L’opera incompiuta si presenta oggi come un grandioso abbozzo a monocromo, che permette di conoscere approfonditamente la tecnica usata da Leonardo nella realizzazione delle opere. Secondo la tradizione fiorentina, il maestro preparava innanzitutto un disegno accurato, usando però il meno possibile linee nette per i contorni. Questo contrastava con la posizione allora dominante a Firenze del predominio della linea di contorno, come confine preciso dell’oggetto rappresentato: come si sa, infatti, Leonardo preferiva usare contorni sfumati, suggerendo una certa continuità tra gli oggetti e lo spazio che li circonda, attraverso la circolazione dell’aria che nella realtà impedisce una visione nitida delle cose.

A partire dal disegno, Leonardo procedeva poi “rinforzando gli scuri”, stendendo una base scura, dove necessario, a base di bistro, di tinta marrone rossastra e di nero, lasciando invece visibile la preparazione chiara di fondo sui soggetti più illuminati. Una serie di velature e vernici, oggi molto ossidate, imprimevano la situazione luminosa e servivano ad amalgamare tutta la composizione. Su questa preparazione il pittore avrebbe poi steso i colori.

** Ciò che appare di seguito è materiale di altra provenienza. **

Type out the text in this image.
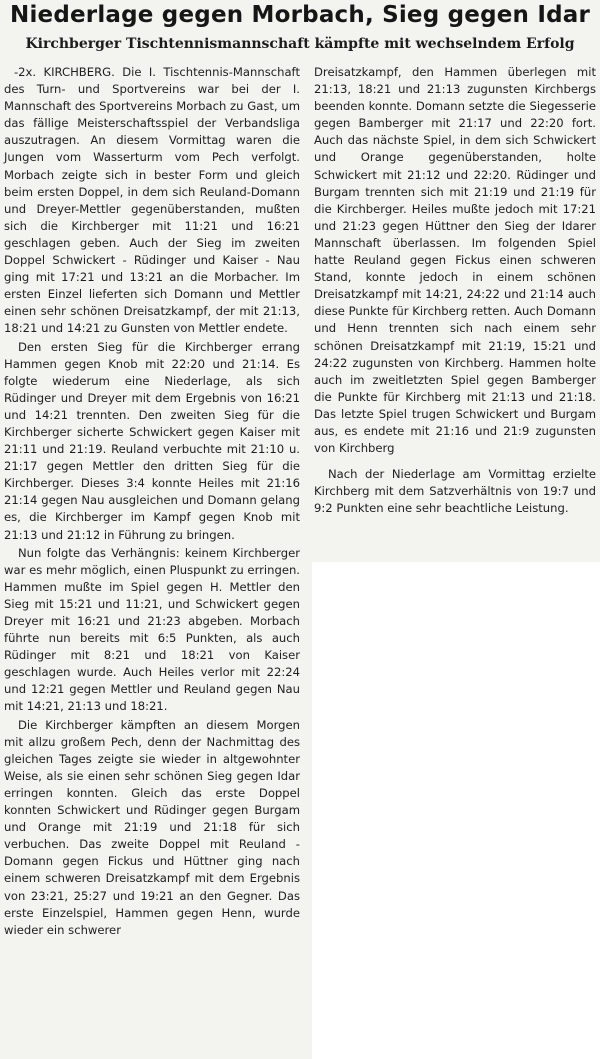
Niederlage gegen Morbach, Sieg gegen Idar
Kirchberger Tischtennismannschaft kämpfte mit wechselndem Erfolg

-2x. KIRCHBERG. Die I. Tischtennis-Mannschaft des Turn- und Sportvereins war bei der I. Mannschaft des Sportvereins Morbach zu Gast, um das fällige Meisterschaftsspiel der Verbandsliga auszutragen. An diesem Vormittag waren die Jungen vom Wasserturm vom Pech verfolgt. Morbach zeigte sich in bester Form und gleich beim ersten Doppel, in dem sich Reuland-Domann und Dreyer-Mettler gegenüberstanden, mußten sich die Kirchberger mit 11:21 und 16:21 geschlagen geben. Auch der Sieg im zweiten Doppel Schwickert - Rüdinger und Kaiser - Nau ging mit 17:21 und 13:21 an die Morbacher. Im ersten Einzel lieferten sich Domann und Mettler einen sehr schönen Dreisatzkampf, der mit 21:13, 18:21 und 14:21 zu Gunsten von Mettler endete.

Den ersten Sieg für die Kirchberger errang Hammen gegen Knob mit 22:20 und 21:14. Es folgte wiederum eine Niederlage, als sich Rüdinger und Dreyer mit dem Ergebnis von 16:21 und 14:21 trennten. Den zweiten Sieg für die Kirchberger sicherte Schwickert gegen Kaiser mit 21:11 und 21:19. Reuland verbuchte mit 21:10 u. 21:17 gegen Mettler den dritten Sieg für die Kirchberger. Dieses 3:4 konnte Heiles mit 21:16 21:14 gegen Nau ausgleichen und Domann gelang es, die Kirchberger im Kampf gegen Knob mit 21:13 und 21:12 in Führung zu bringen.

Nun folgte das Verhängnis: keinem Kirchberger war es mehr möglich, einen Pluspunkt zu erringen. Hammen mußte im Spiel gegen H. Mettler den Sieg mit 15:21 und 11:21, und Schwickert gegen Dreyer mit 16:21 und 21:23 abgeben. Morbach führte nun bereits mit 6:5 Punkten, als auch Rüdinger mit 8:21 und 18:21 von Kaiser geschlagen wurde. Auch Heiles verlor mit 22:24 und 12:21 gegen Mettler und Reuland gegen Nau mit 14:21, 21:13 und 18:21.

Die Kirchberger kämpften an diesem Morgen mit allzu großem Pech, denn der Nachmittag des gleichen Tages zeigte sie wieder in altgewohnter Weise, als sie einen sehr schönen Sieg gegen Idar erringen konnten. Gleich das erste Doppel konnten Schwickert und Rüdinger gegen Burgam und Orange mit 21:19 und 21:18 für sich verbuchen. Das zweite Doppel mit Reuland - Domann gegen Fickus und Hüttner ging nach einem schweren Dreisatzkampf mit dem Ergebnis von 23:21, 25:27 und 19:21 an den Gegner. Das erste Einzelspiel, Hammen gegen Henn, wurde wieder ein schwerer

Dreisatzkampf, den Hammen überlegen mit 21:13, 18:21 und 21:13 zugunsten Kirchbergs beenden konnte. Domann setzte die Siegesserie gegen Bamberger mit 21:17 und 22:20 fort. Auch das nächste Spiel, in dem sich Schwickert und Orange gegenüberstanden, holte Schwickert mit 21:12 und 22:20. Rüdinger und Burgam trennten sich mit 21:19 und 21:19 für die Kirchberger. Heiles mußte jedoch mit 17:21 und 21:23 gegen Hüttner den Sieg der Idarer Mannschaft überlassen. Im folgenden Spiel hatte Reuland gegen Fickus einen schweren Stand, konnte jedoch in einem schönen Dreisatzkampf mit 14:21, 24:22 und 21:14 auch diese Punkte für Kirchberg retten. Auch Domann und Henn trennten sich nach einem sehr schönen Dreisatzkampf mit 21:19, 15:21 und 24:22 zugunsten von Kirchberg. Hammen holte auch im zweitletzten Spiel gegen Bamberger die Punkte für Kirchberg mit 21:13 und 21:18. Das letzte Spiel trugen Schwickert und Burgam aus, es endete mit 21:16 und 21:9 zugunsten von Kirchberg

Nach der Niederlage am Vormittag erzielte Kirchberg mit dem Satzverhältnis von 19:7 und 9:2 Punkten eine sehr beachtliche Leistung.
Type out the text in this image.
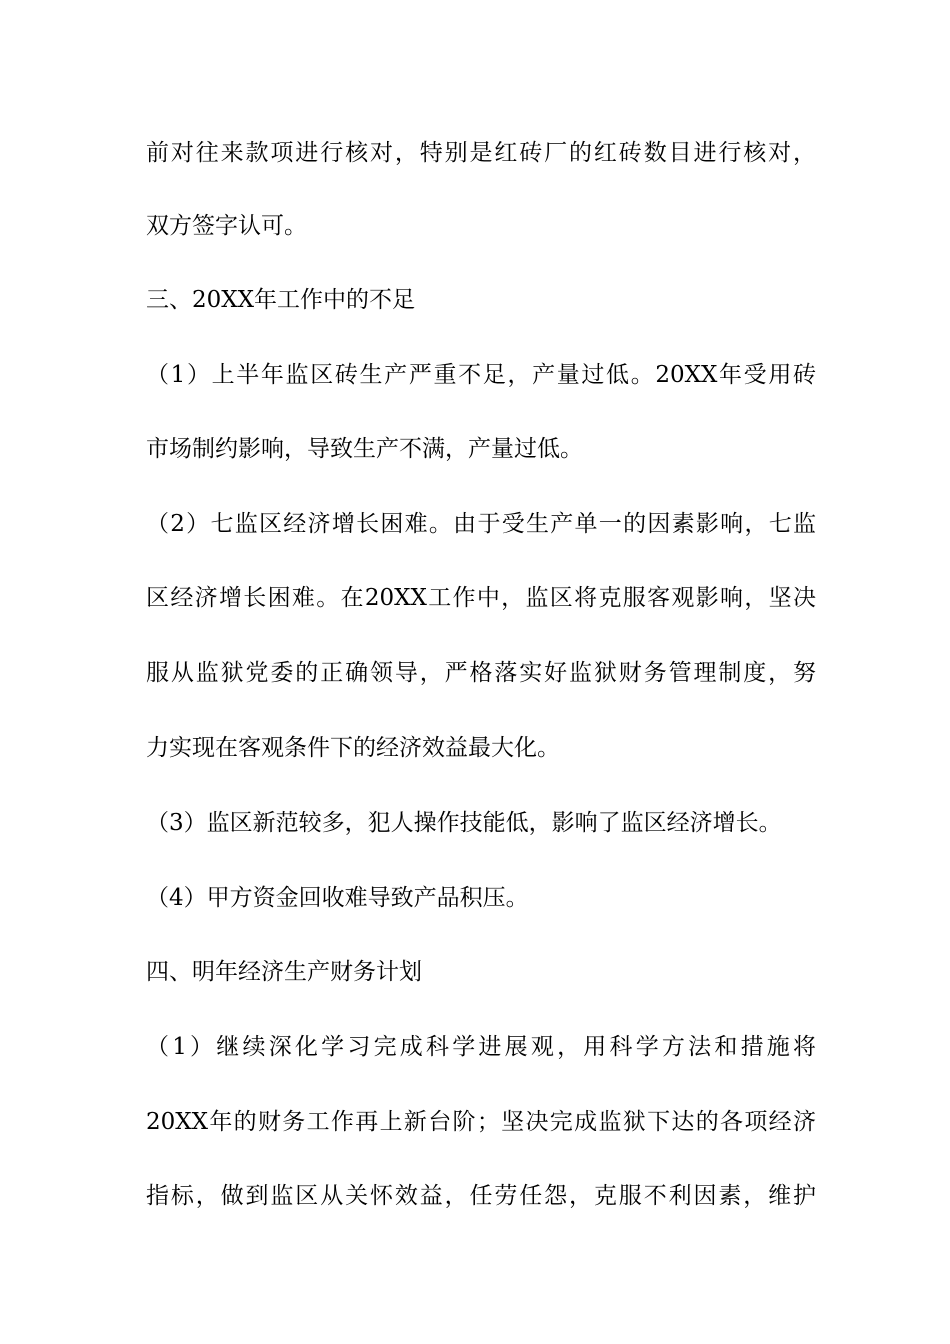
前对往来款项进行核对，特别是红砖厂的红砖数目进行核对，
双方签字认可。
三、20XX年工作中的不足
（1）上半年监区砖生产严重不足，产量过低。20XX年受用砖
市场制约影响，导致生产不满，产量过低。
（2）七监区经济增长困难。由于受生产单一的因素影响，七监
区经济增长困难。在20XX工作中，监区将克服客观影响，坚决
服从监狱党委的正确领导，严格落实好监狱财务管理制度，努
力实现在客观条件下的经济效益最大化。
（3）监区新范较多，犯人操作技能低，影响了监区经济增长。
（4）甲方资金回收难导致产品积压。
四、明年经济生产财务计划
（1）继续深化学习完成科学进展观，用科学方法和措施将
20XX年的财务工作再上新台阶；坚决完成监狱下达的各项经济
指标，做到监区从关怀效益，任劳任怨，克服不利因素，维护
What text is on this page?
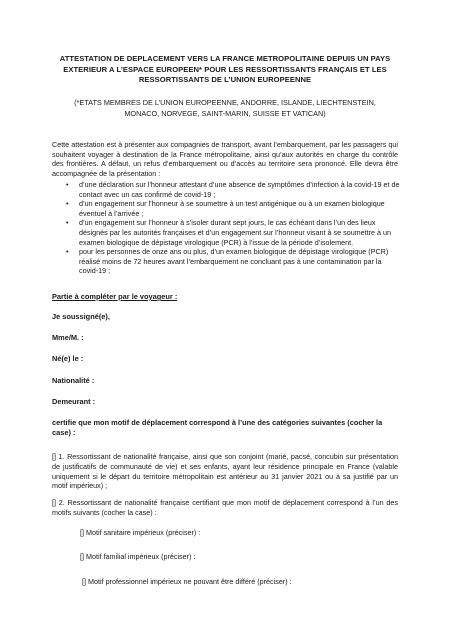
ATTESTATION DE DEPLACEMENT VERS LA FRANCE METROPOLITAINE DEPUIS UN PAYS EXTERIEUR A L’ESPACE EUROPEEN* POUR LES RESSORTISSANTS FRANÇAIS ET LES RESSORTISSANTS DE L’UNION EUROPEENNE
(*ETATS MEMBRES DE L’UNION EUROPEENNE, ANDORRE, ISLANDE, LIECHTENSTEIN, MONACO, NORVEGE, SAINT-MARIN, SUISSE ET VATICAN)
Cette attestation est à présenter aux compagnies de transport, avant l’embarquement, par les passagers qui souhaitent voyager à destination de la France métropolitaine, ainsi qu’aux autorités en charge du contrôle des frontières. A défaut, un refus d’embarquement ou d’accès au territoire sera prononcé. Elle devra être accompagnée de la présentation :
• d’une déclaration sur l’honneur attestant d’une absence de symptômes d’infection à la covid-19 et de contact avec un cas confirmé de covid-19 ;
• d’un engagement sur l’honneur à se soumettre à un test antigénique ou à un examen biologique éventuel à l’arrivée ;
• d’un engagement sur l’honneur à s’isoler durant sept jours, le cas échéant dans l’un des lieux désignés par les autorités françaises et d’un engagement sur l’honneur visant à se soumettre à un examen biologique de dépistage virologique (PCR) à l’issue de la période d’isolement.
• pour les personnes de onze ans ou plus, d’un examen biologique de dépistage virologique (PCR) réalisé moins de 72 heures avant l’embarquement ne concluant pas à une contamination par la covid-19 ;
Partie à compléter par le voyageur :
Je soussigné(e),
Mme/M. :
Né(e) le :
Nationalité :
Demeurant :
certifie que mon motif de déplacement correspond à l’une des catégories suivantes (cocher la case) :
[] 1. Ressortissant de nationalité française, ainsi que son conjoint (marié, pacsé, concubin sur présentation de justificatifs de communauté de vie) et ses enfants, ayant leur résidence principale en France (valable uniquement si le départ du territoire métropolitain est antérieur au 31 janvier 2021 ou à sa justifié par un motif impérieux) ;
[] 2. Ressortissant de nationalité française certifiant que mon motif de déplacement correspond à l’un des motifs suivants (cocher la case) :
[] Motif sanitaire impérieux (préciser) :
[] Motif familial impérieux (préciser) :
[] Motif professionnel impérieux ne pouvant être différé (préciser) :
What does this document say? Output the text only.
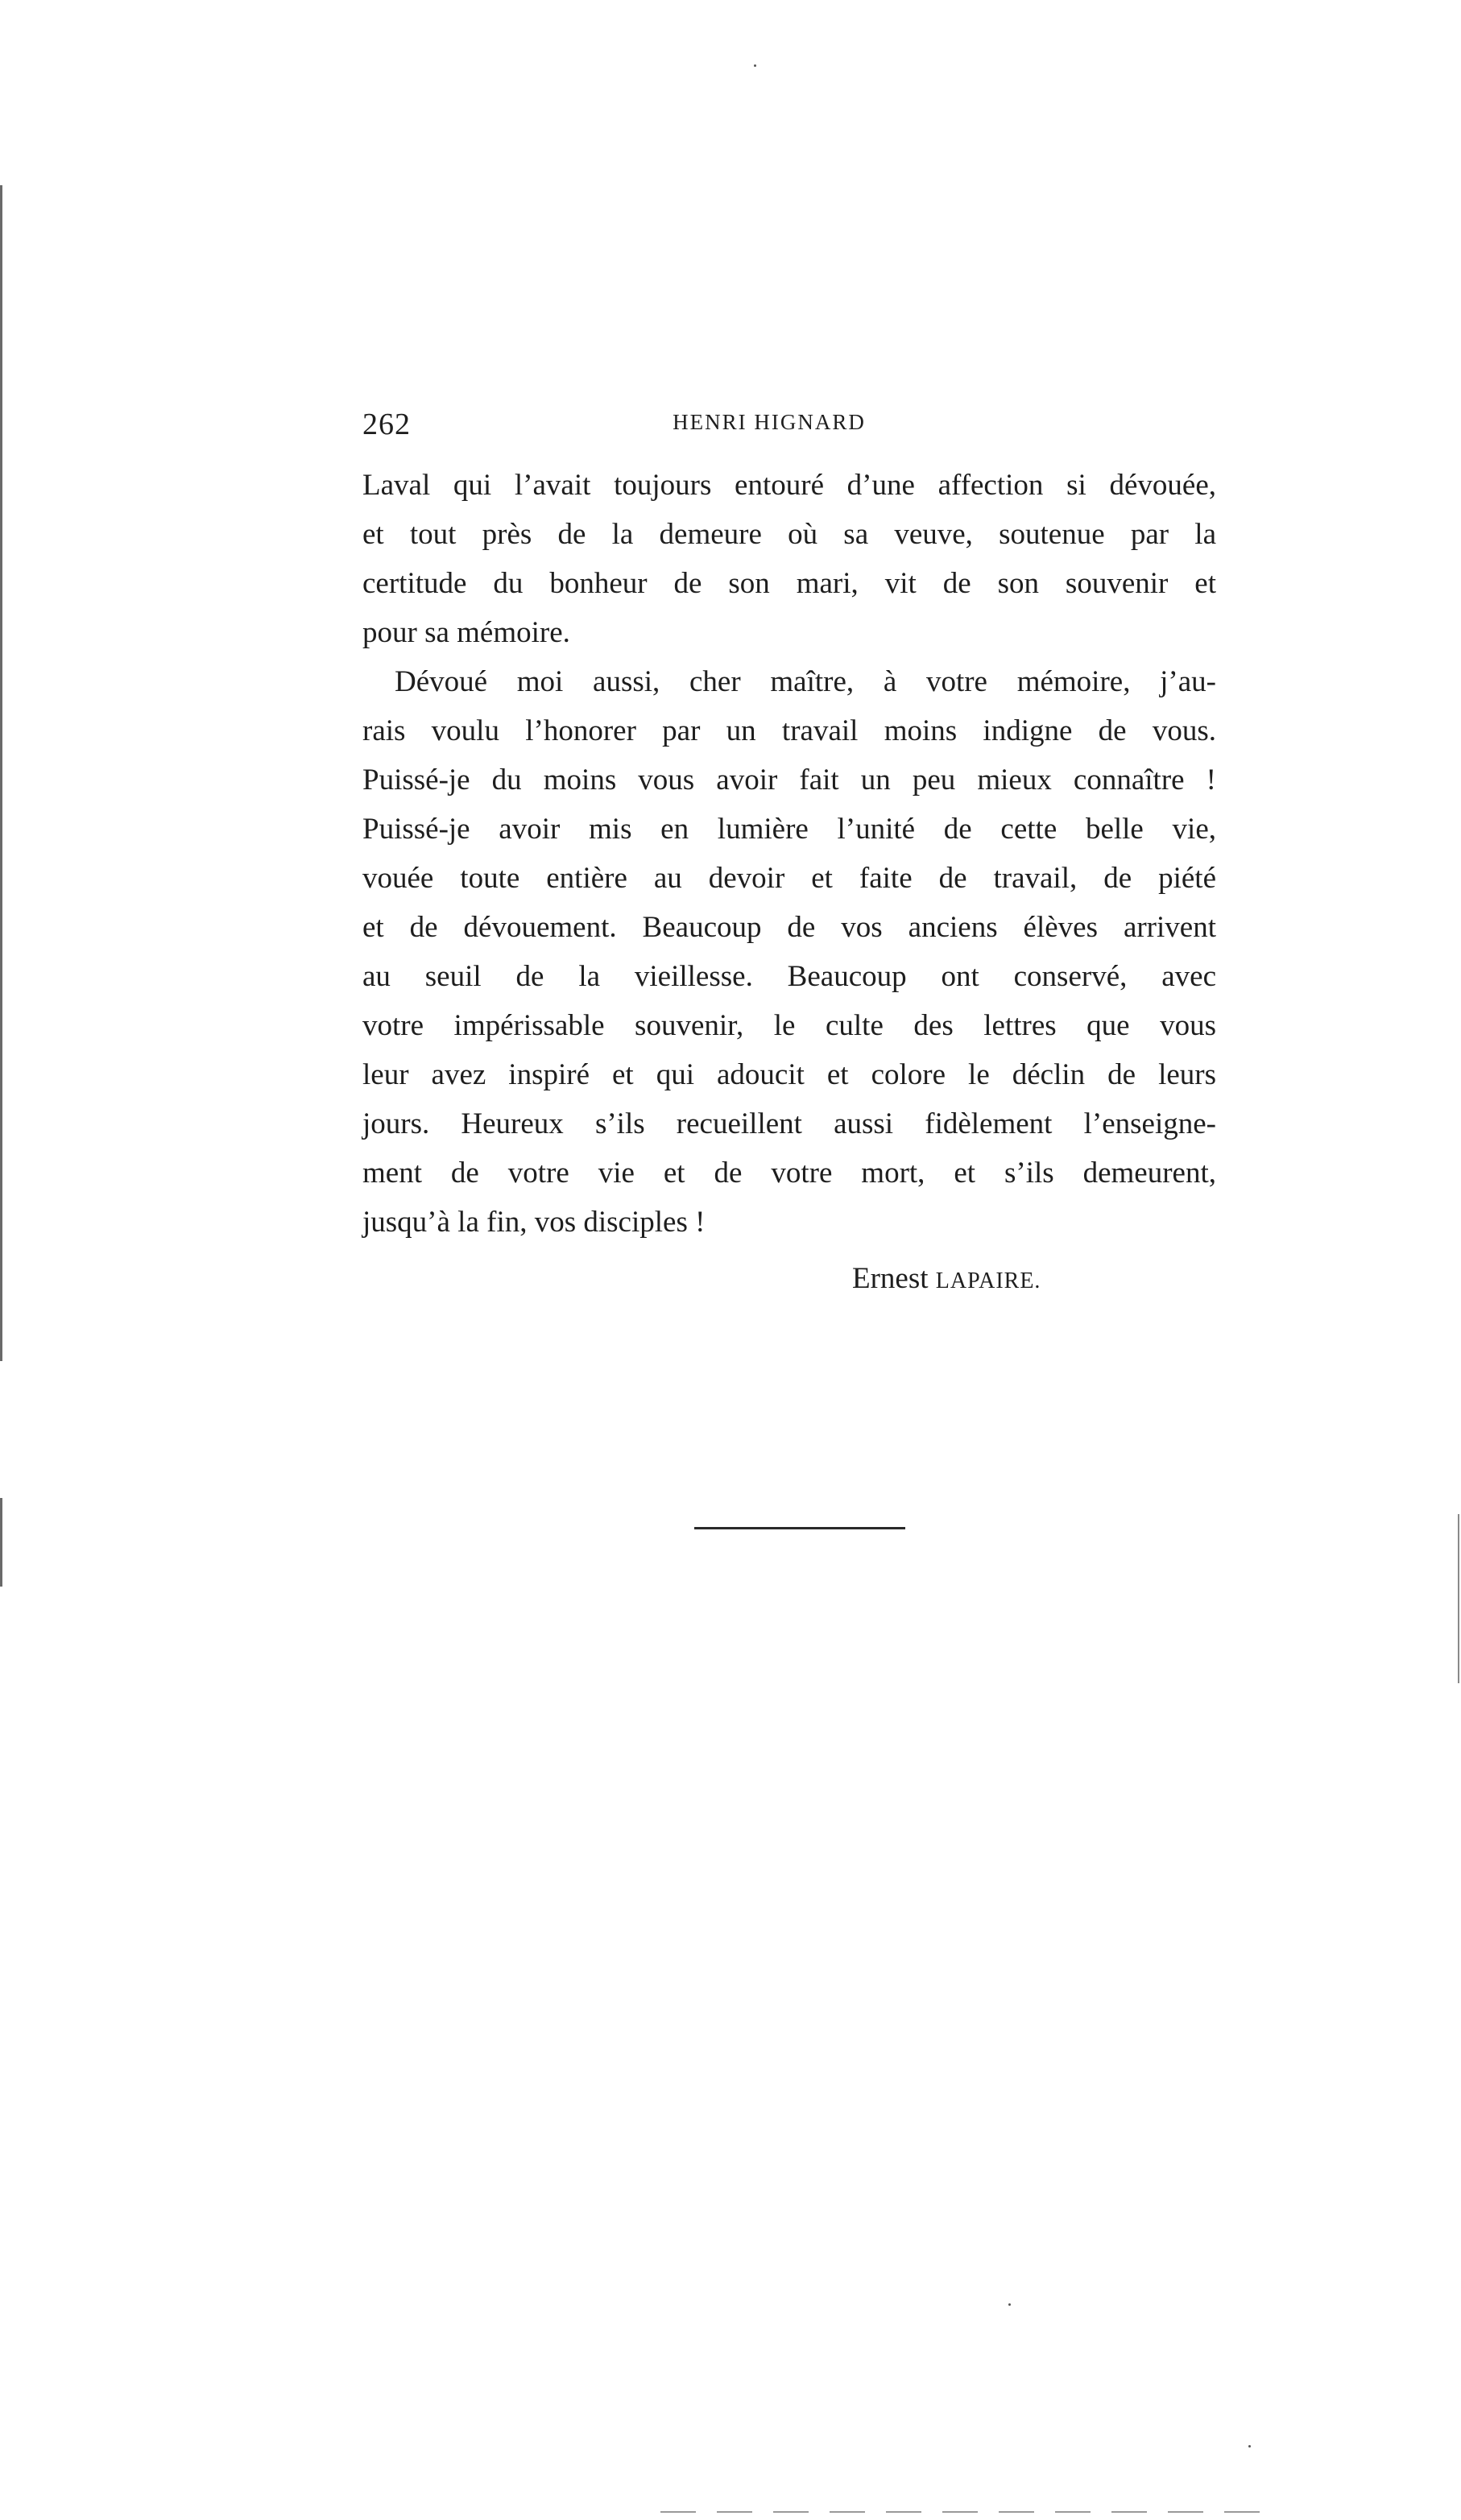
262	HENRI HIGNARD
Laval qui l’avait toujours entouré d’une affection si dévouée,
et tout près de la demeure où sa veuve, soutenue par la
certitude du bonheur de son mari, vit de son souvenir et
pour sa mémoire.
Dévoué moi aussi, cher maître, à votre mémoire, j’au-
rais voulu l’honorer par un travail moins indigne de vous.
Puissé-je du moins vous avoir fait un peu mieux connaître !
Puissé-je avoir mis en lumière l’unité de cette belle vie,
vouée toute entière au devoir et faite de travail, de piété
et de dévouement. Beaucoup de vos anciens élèves arrivent
au seuil de la vieillesse. Beaucoup ont conservé, avec
votre impérissable souvenir, le culte des lettres que vous
leur avez inspiré et qui adoucit et colore le déclin de leurs
jours. Heureux s’ils recueillent aussi fidèlement l’enseigne-
ment de votre vie et de votre mort, et s’ils demeurent,
jusqu’à la fin, vos disciples !
Ernest LAPAIRE.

Tra le figure più avanzate spiccano quelle di destra, alle quali manca solo il colore.

Del dipinto esistono alcune radiografie realizzate da A. Vermehren, pubblicate nel 1954 da P. Sampaolesi e oggi appartenenti agli eredi Vermehren; la Pala è stata restaurata tra il 2011 e la fine di marzo 2017, quando è tornata nuovamente visibile. Il restauro è avvenuto a cura dell’Opificio delle pietre dure di Firenze, che ha anche ripristinato le parti danneggiate. L’Adorazione è stata sottoposta a un’articolata serie di indagini diagnostiche non invasive, per capire a fondo lo stato di conservazione del supporto ligneo (le cui dimensioni sono stato modificate nel tempo) e della superficie pittorica preliminare che Leonardo aveva iniziato a comporre; i risultati di queste indagini hanno consentito di avere una più chiara ed approfondita visione sia della tecnica artistica, sia dei problemi conservativi dell’opera.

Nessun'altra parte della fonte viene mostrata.